Es en materia de insolvencia donde quizá reside el límite más relevante para la promesa de un “ciclo de vida completo” armonizado. Las normas procesales introducidas son mejoras reales, pero no crean un procedimiento europeo autónomo ni armonizan el derecho concursal sustantivo. La Comunicación que acompaña a la propuesta de EU Inc. menciona que la propuesta complementa la Directiva de armonización de insolvencia, que aproxima parcialmente el derecho sustantivo concursal entre Estados miembros. Esa armonización parcial preexistente es un contexto favorable, pero no elimina el problema de fondo: los procedimientos de insolvencia de EU Inc. seguirán siendo nacionales, tramitados ante autoridades judiciales o administrativas de cada Estado miembro y regidos por el derecho concursal de ese país. Una EU Inc. domiciliada en Madrid que entre en dificultades se liquidará conforme a la Ley Concursal española; una con sede en Ámsterdam, conforme al derecho neerlandés.

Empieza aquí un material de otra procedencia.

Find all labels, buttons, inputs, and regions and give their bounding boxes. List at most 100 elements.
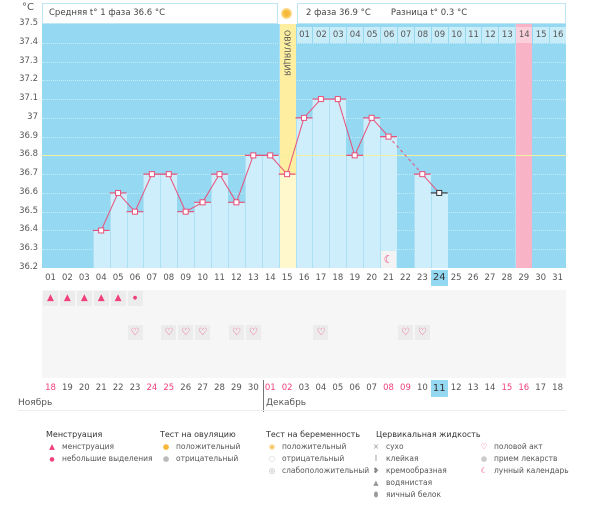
cycle-day-label[interactable]: 06: [129, 273, 141, 283]
calendar-date[interactable]: 20: [78, 383, 90, 393]
temperature-point[interactable]: [419, 171, 426, 178]
temperature-point[interactable]: [436, 189, 443, 196]
calendar-date[interactable]: 12: [450, 383, 462, 393]
calendar-date[interactable]: 01: [264, 383, 276, 393]
cycle-day-label[interactable]: 05: [112, 273, 124, 283]
calendar-date[interactable]: 02: [281, 383, 293, 393]
menstruation-icon[interactable]: ▲: [43, 291, 58, 306]
temperature-point[interactable]: [165, 171, 172, 178]
heart-icon[interactable]: ♡: [245, 325, 261, 340]
cycle-day-label[interactable]: 15: [281, 273, 293, 283]
temperature-point[interactable]: [284, 171, 291, 178]
cycle-day-label[interactable]: 18: [332, 273, 344, 283]
temperature-point[interactable]: [317, 96, 324, 103]
heart-icon[interactable]: ♡: [313, 325, 329, 340]
phase2-average: 2 фаза 36.9 °C Разница t° 0.3 °C: [297, 3, 566, 24]
temperature-point[interactable]: [131, 208, 138, 215]
heart-icon[interactable]: ♡: [178, 325, 194, 340]
cycle-day-label[interactable]: 22: [400, 273, 411, 283]
cycle-day-label[interactable]: 19: [349, 273, 361, 283]
cycle-day-label[interactable]: 12: [231, 273, 242, 283]
calendar-date[interactable]: 15: [501, 383, 513, 393]
cycle-day-label[interactable]: 07: [146, 273, 158, 283]
temperature-point[interactable]: [98, 227, 105, 234]
calendar-date[interactable]: 10: [416, 383, 428, 393]
calendar-date[interactable]: 04: [315, 383, 327, 393]
calendar-date[interactable]: 18: [552, 383, 563, 393]
temperature-point[interactable]: [334, 96, 341, 103]
cycle-day-label[interactable]: 23: [416, 273, 428, 283]
temperature-point[interactable]: [267, 152, 274, 159]
temperature-point[interactable]: [385, 133, 392, 140]
menstruation-icon[interactable]: ▲: [76, 291, 92, 306]
calendar-date[interactable]: 09: [400, 383, 411, 393]
cycle-day-label[interactable]: 21: [383, 273, 394, 283]
cycle-day-label[interactable]: 09: [180, 273, 192, 283]
cycle-day-label[interactable]: 30: [535, 273, 547, 283]
cycle-day-label[interactable]: 10: [197, 273, 209, 283]
cycle-day-label[interactable]: 28: [501, 273, 513, 283]
calendar-date[interactable]: 22: [112, 383, 124, 393]
calendar-date[interactable]: 19: [61, 383, 73, 393]
cycle-day-label[interactable]: 29: [518, 273, 530, 283]
cycle-day-label[interactable]: 01: [45, 273, 56, 283]
calendar-date[interactable]: 29: [231, 383, 242, 393]
calendar-date[interactable]: 07: [366, 383, 378, 393]
calendar-date[interactable]: 08: [383, 383, 394, 393]
spotting-icon[interactable]: ●: [127, 291, 143, 306]
cycle-day-label[interactable]: 02: [61, 273, 73, 283]
heart-icon[interactable]: ♡: [228, 325, 244, 340]
temperature-point[interactable]: [182, 208, 189, 215]
cycle-day-label[interactable]: 11: [214, 273, 225, 283]
heart-icon[interactable]: ♡: [127, 325, 143, 340]
moon-icon[interactable]: ☾: [381, 251, 397, 268]
heart-icon[interactable]: ♡: [414, 325, 430, 340]
cycle-day-label[interactable]: 20: [366, 273, 378, 283]
heart-icon[interactable]: ♡: [397, 325, 413, 340]
temperature-point[interactable]: [351, 152, 358, 159]
heart-icon[interactable]: ♡: [195, 325, 211, 340]
calendar-date[interactable]: 25: [163, 383, 175, 393]
calendar-date[interactable]: 27: [197, 383, 209, 393]
cycle-day-label[interactable]: 25: [450, 273, 462, 283]
calendar-date[interactable]: 30: [247, 383, 259, 393]
temperature-point[interactable]: [301, 114, 307, 121]
calendar-date[interactable]: 17: [535, 383, 547, 393]
calendar-date[interactable]: 28: [214, 383, 225, 393]
calendar-date[interactable]: 06: [349, 383, 361, 393]
cycle-day-label[interactable]: 16: [298, 273, 310, 283]
calendar-date[interactable]: 21: [95, 383, 107, 393]
cycle-day-label[interactable]: 08: [163, 273, 175, 283]
calendar-date[interactable]: 14: [484, 383, 496, 393]
temperature-point[interactable]: [233, 199, 240, 206]
menstruation-icon[interactable]: ▲: [110, 291, 126, 306]
calendar-date[interactable]: 05: [332, 383, 344, 393]
calendar-date[interactable]: 24: [146, 383, 158, 393]
temperature-point[interactable]: [250, 152, 257, 159]
cycle-day-label[interactable]: 26: [467, 273, 479, 283]
calendar-date[interactable]: 26: [180, 383, 192, 393]
cycle-day-label[interactable]: 17: [315, 273, 327, 283]
calendar-date[interactable]: 18: [45, 383, 56, 393]
cycle-day-label[interactable]: 24: [430, 270, 448, 286]
cycle-day-label[interactable]: 03: [78, 273, 90, 283]
temperature-point[interactable]: [115, 189, 122, 196]
calendar-date[interactable]: 16: [518, 383, 530, 393]
calendar-date[interactable]: 03: [298, 383, 310, 393]
temperature-point[interactable]: [148, 171, 155, 178]
menstruation-icon[interactable]: ▲: [93, 291, 109, 306]
heart-icon[interactable]: ♡: [161, 325, 177, 340]
cycle-day-label[interactable]: 27: [484, 273, 496, 283]
calendar-date[interactable]: 23: [129, 383, 141, 393]
calendar-date[interactable]: 13: [467, 383, 479, 393]
temperature-point[interactable]: [216, 171, 223, 178]
temperature-point[interactable]: [199, 199, 206, 206]
cycle-day-label[interactable]: 31: [552, 273, 563, 283]
y-tick-label: 37: [27, 111, 38, 122]
menstruation-icon[interactable]: ▲: [59, 291, 75, 306]
calendar-date[interactable]: 11: [430, 380, 448, 397]
temperature-point[interactable]: [368, 114, 375, 121]
cycle-day-label[interactable]: 13: [247, 273, 259, 283]
cycle-day-label[interactable]: 14: [264, 273, 276, 283]
cycle-day-label[interactable]: 04: [95, 273, 107, 283]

La promesa de uniformidad se quiebra, por ende, tanto al nacer la empresa como al cerrarla. Y con ella la comparación con Delaware que tan frecuentemente se invoca: Delaware no sólo ofrece un buen derecho societario, sino también un registro único, predecible y eficiente, y procedimientos concursales homogéneos. EU Inc. no resuelve ninguno de los dos.

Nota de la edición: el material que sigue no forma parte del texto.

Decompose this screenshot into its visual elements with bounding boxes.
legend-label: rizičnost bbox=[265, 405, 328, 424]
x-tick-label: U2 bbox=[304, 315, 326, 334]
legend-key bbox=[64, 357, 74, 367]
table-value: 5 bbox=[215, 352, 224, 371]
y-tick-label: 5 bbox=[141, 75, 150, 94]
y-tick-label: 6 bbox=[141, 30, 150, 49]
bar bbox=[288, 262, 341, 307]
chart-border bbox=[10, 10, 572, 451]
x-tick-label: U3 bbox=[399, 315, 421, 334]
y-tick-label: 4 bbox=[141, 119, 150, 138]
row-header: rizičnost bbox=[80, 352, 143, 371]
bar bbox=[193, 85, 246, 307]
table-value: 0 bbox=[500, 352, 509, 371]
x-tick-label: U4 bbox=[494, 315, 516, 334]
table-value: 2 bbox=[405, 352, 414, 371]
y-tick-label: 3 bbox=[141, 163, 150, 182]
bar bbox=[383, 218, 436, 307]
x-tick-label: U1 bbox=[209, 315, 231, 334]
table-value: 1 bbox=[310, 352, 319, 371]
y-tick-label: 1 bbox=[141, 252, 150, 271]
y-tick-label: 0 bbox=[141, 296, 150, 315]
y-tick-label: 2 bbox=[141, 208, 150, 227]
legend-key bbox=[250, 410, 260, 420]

El problema del acceso a la financiación
Una de las expectativas que rodea a EU Inc. es que mejorará el acceso a la financiación de las startups europeas. La armonización de las estructuras de capital y de la documentación societaria reduce los costes legales para los fondos de venture capital que invierten en múltiples jurisdicciones y facilita la estandarización contractual. Hay una mejora marginal en el entorno de captación. Pero el problema de financiación europeo no es contractual: es de oferta de capital. Europa carece de la masa de capital paciente que alimenta el ecosistema de venture capital estadounidense. Ninguna forma societaria puede sustituir esa base de capital. Delaware no generó el capital del ecosistema americano: simplemente ofreció el mejor marco para atraerlo y estructurarlo. El capital ya existía. En Europa faltan las dos cosas, y EU Inc. sólo aborda una, y de forma incompleta.
Conclusiones
EU Inc. es la propuesta de derecho societario más ambiciosa que ha presentado la Comisión Europea en décadas. El diagnóstico es correcto, el instrumento elegido (un Reglamento aprobable por mayoría cualificada) es el adecuado y algunas de las medidas concretas responden a demandas reales del ecosistema emprendedor.

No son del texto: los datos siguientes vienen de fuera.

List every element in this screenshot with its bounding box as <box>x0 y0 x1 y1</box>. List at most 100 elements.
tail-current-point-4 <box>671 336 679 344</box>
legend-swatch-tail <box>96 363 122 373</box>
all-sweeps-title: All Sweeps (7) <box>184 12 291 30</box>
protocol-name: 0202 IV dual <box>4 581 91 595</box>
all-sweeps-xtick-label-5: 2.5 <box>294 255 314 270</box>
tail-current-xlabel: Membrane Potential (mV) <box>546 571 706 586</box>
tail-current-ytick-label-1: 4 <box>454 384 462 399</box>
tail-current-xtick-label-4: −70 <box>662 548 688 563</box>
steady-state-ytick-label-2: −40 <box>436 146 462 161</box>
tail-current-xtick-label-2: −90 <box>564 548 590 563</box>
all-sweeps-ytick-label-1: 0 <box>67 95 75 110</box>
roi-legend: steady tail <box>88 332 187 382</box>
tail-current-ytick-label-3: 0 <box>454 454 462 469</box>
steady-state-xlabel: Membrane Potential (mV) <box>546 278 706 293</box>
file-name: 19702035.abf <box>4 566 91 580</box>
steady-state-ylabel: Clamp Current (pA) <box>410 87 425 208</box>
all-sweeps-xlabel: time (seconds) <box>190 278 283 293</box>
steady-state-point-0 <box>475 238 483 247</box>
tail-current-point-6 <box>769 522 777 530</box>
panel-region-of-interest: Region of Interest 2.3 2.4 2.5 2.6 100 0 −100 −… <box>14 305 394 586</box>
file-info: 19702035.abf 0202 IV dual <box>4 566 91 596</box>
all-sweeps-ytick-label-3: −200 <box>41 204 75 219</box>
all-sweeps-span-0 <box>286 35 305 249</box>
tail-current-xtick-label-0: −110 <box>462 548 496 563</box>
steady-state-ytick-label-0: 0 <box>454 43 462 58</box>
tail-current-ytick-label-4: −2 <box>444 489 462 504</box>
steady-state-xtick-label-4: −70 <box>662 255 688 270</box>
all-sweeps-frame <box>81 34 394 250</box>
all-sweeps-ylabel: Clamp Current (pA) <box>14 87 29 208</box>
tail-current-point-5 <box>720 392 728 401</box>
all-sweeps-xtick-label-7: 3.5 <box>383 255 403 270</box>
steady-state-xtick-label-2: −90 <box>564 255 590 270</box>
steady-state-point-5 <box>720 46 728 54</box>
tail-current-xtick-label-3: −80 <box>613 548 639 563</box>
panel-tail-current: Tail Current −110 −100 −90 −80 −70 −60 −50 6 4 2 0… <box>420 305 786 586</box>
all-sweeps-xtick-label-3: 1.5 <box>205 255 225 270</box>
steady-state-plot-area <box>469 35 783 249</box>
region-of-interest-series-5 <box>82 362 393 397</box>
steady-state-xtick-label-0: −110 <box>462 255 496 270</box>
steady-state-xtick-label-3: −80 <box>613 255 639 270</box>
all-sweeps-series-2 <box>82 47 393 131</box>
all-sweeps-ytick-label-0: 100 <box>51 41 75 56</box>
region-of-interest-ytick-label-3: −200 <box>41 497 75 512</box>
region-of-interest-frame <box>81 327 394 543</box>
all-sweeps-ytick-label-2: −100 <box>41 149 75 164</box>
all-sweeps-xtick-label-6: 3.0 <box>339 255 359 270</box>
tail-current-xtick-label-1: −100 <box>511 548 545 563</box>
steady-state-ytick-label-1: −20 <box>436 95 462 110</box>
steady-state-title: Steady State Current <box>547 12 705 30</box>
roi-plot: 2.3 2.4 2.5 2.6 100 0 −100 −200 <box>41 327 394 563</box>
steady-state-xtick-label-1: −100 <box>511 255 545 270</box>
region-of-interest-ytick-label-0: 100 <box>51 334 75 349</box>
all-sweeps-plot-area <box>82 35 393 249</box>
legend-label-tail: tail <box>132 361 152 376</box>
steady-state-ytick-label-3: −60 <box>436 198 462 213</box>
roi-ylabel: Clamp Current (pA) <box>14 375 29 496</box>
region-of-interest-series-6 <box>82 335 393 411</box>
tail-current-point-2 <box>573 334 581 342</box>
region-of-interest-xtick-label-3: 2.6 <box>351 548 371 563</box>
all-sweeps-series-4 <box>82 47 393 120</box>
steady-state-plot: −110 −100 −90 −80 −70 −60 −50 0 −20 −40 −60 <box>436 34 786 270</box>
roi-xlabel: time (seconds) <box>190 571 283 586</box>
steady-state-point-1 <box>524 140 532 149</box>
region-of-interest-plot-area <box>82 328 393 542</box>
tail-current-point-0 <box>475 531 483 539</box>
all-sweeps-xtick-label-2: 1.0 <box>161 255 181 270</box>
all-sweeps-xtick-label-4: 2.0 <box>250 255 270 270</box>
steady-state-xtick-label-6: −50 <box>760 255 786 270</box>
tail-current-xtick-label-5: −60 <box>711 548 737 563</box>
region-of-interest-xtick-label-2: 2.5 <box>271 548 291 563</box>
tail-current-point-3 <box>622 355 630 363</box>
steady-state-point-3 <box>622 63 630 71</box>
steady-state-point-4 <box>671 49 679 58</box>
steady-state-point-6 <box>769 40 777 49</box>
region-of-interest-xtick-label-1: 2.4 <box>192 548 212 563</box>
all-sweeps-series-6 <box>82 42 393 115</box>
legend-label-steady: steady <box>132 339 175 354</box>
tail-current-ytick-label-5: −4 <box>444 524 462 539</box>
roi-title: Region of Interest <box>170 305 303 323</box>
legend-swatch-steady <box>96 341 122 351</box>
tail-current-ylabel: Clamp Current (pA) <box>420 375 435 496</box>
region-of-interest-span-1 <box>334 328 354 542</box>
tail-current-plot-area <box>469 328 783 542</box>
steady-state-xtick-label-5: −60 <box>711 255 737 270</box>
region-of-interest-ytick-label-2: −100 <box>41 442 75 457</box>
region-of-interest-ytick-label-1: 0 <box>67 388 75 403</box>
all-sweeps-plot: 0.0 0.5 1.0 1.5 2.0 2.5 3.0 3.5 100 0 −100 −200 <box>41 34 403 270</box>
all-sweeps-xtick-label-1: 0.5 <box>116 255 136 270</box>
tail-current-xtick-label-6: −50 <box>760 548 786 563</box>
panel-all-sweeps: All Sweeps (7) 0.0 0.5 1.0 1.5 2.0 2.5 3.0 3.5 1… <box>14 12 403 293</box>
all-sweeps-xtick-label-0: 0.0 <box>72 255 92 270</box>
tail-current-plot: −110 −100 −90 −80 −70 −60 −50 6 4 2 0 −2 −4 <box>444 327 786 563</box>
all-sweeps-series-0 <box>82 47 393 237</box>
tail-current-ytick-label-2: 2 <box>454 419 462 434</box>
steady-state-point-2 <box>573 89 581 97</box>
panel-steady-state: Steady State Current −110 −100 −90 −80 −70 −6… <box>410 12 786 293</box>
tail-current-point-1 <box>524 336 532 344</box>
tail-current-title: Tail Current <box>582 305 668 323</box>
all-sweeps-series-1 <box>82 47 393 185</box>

Pero la propuesta arrastra limitaciones que no son menores. Deja fuera la armonización fiscal en sentido amplio y el derecho laboral (este último por pragmatismo político comprensible, pero con consecuencias reales para los trabajadores de las empresas que adopten el régimen). No crea un procedimiento europeo de insolvencia sino una capa de normas procesales sobre 27 sistemas concursales nacionales. Y define el acceso a sus ventajas más específicas mediante criterios de innovación recogidos en una mera Recomendación no vinculante, lo que convierte la fragmentación en su aplicación práctica no en un riesgo sino en un resultado casi predecible.
A ello se añade el riesgo histórico de dilución en la negociación: la propuesta inicia ahora su tramitación en el Parlamento Europeo y el Consejo, con el horizonte de un acuerdo político a finales de 2026. Como advierte la comunidad tecnológica, poner la etiqueta “EU Inc.” sobre 27 sistemas nacionales fragmentados no sería progreso: sería un ejercicio de marca. El diagnóstico es correcto. Ahora falta lo más difícil: que el resultado legislativo esté a la altura de la ambición del anuncio.